Kommunen, die bis zum 31. Dezember 2012 den Bau von Krippen- oder Tagespflegeplätzen beginnen, erhielten für einen Platz in der Tageseinrichtung einen Zuschuss von 7.000 Euro – für einen Platz in der Tagespflege 2.100 Euro. Ab dem 1. Januar 2013 bekämen die Kommunen für den Bau eines Platzes in einer Tageseinrichtung 5.250 Euro und für einen Platz in der Tagespflege 1.575 Euro, wie Pieper und von Danwitz ausführten.
 
Von Danwitz und Pieper weiter: „Mit dieser Förderung nähern wir uns dem Ziel einer 35-prozentigen Betreuungsquote immer mehr an.
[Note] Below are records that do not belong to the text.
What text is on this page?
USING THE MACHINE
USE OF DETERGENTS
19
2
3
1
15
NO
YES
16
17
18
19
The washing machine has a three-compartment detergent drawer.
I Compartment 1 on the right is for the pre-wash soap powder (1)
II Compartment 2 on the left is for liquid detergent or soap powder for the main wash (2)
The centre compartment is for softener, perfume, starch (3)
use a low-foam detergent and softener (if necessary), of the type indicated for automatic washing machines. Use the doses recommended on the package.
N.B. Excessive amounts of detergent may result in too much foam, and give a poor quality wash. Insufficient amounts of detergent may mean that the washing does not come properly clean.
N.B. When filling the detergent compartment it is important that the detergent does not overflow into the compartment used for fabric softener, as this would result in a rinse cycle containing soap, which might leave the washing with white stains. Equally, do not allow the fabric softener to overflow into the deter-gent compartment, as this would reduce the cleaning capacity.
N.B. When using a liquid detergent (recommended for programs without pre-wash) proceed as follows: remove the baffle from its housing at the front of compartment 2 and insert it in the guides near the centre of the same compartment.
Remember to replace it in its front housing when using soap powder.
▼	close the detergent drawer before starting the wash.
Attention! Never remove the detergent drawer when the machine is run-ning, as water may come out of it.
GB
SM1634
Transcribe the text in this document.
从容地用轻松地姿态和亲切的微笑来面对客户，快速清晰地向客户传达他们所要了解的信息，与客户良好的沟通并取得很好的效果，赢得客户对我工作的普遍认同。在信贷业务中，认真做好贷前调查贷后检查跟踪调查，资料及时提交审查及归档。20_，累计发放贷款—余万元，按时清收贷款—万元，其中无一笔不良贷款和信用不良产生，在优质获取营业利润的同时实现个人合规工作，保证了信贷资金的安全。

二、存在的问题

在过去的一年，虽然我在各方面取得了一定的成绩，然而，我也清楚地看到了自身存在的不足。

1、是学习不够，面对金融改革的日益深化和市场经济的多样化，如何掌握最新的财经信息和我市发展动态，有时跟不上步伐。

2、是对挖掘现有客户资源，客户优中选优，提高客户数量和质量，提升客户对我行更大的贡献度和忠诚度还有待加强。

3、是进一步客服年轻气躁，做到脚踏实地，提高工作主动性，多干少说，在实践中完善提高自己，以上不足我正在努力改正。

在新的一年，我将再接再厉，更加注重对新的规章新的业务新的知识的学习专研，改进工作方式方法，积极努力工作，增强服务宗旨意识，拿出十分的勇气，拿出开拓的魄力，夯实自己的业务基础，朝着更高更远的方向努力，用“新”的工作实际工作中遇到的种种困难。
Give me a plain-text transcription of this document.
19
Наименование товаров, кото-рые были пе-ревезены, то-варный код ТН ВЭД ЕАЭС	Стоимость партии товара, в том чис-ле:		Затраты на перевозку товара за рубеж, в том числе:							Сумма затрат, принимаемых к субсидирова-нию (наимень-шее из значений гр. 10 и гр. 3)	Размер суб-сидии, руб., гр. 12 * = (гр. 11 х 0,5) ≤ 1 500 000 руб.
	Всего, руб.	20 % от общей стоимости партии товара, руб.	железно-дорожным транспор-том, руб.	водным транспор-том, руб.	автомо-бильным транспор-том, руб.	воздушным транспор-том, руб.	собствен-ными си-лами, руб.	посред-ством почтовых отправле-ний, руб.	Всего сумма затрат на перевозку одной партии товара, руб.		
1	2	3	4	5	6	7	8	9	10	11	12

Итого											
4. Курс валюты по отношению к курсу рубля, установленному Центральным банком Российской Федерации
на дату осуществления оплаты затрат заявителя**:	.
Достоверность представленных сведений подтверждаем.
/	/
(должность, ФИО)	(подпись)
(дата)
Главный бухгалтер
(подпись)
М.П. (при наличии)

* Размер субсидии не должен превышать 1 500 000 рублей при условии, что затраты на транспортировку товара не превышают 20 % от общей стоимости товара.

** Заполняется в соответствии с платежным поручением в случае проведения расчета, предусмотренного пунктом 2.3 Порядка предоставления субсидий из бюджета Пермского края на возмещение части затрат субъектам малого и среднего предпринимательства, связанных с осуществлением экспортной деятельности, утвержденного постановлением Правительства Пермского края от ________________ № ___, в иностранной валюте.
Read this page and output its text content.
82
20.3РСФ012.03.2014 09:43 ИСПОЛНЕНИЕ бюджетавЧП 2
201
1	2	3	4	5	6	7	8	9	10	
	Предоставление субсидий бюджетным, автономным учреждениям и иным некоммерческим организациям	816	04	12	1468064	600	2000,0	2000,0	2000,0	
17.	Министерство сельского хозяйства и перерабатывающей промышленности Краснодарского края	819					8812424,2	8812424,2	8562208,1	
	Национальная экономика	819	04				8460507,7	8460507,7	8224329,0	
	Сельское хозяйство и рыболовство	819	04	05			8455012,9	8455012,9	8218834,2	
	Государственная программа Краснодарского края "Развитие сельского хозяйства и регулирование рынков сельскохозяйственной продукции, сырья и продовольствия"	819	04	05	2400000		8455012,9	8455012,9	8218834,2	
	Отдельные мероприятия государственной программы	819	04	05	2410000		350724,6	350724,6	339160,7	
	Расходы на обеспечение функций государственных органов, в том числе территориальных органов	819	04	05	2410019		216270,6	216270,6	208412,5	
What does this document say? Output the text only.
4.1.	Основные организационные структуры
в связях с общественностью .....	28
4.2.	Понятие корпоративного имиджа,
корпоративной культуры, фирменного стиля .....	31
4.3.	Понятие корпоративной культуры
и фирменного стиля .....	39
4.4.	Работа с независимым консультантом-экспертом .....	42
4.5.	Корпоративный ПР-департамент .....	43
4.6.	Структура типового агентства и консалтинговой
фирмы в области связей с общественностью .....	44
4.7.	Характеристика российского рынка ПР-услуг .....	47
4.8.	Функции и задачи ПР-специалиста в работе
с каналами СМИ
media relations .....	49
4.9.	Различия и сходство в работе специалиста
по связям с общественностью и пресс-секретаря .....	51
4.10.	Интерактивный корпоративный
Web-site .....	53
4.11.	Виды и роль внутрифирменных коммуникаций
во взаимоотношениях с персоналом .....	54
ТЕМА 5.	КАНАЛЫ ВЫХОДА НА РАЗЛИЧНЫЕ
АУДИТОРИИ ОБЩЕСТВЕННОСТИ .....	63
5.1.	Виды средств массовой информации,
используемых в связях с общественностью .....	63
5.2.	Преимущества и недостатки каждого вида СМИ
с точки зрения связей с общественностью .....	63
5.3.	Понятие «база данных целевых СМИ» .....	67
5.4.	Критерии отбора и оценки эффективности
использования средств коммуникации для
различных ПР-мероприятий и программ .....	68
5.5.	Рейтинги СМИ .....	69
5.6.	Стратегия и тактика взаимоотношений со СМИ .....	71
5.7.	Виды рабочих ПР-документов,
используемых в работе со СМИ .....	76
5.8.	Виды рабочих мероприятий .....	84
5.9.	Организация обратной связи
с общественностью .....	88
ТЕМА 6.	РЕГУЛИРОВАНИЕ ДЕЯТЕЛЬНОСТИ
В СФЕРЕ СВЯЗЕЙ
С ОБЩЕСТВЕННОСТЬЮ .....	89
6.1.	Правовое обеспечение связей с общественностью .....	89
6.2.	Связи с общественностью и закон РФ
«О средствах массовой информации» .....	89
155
Es gilt jetzt weiter zu machen, denn die Kleinsten haben die besten Betreuungs- und Erziehungsmöglichkeiten von Anfang an verdient.“
Damit auch die Kommunen des Heidekreises sofort mit der Antragstellung starten können, hatten die Abgeordneten vor einigen Wochen den Landrat gebeten, Vertreter der Kommunen einzuladen, um eine Regelung zu finden, wie die restlichen Gelder aus der Vorgänger-Regelung möglichst schnell zugeteilt werden. Hier ist es mittlerweile zu Absprachen unter den Kommunen gekommen; die Mittel aus dem alten Programm sind alle belegt und die Antragstellung für die neuen 40 Millionen Euro kann losgehen.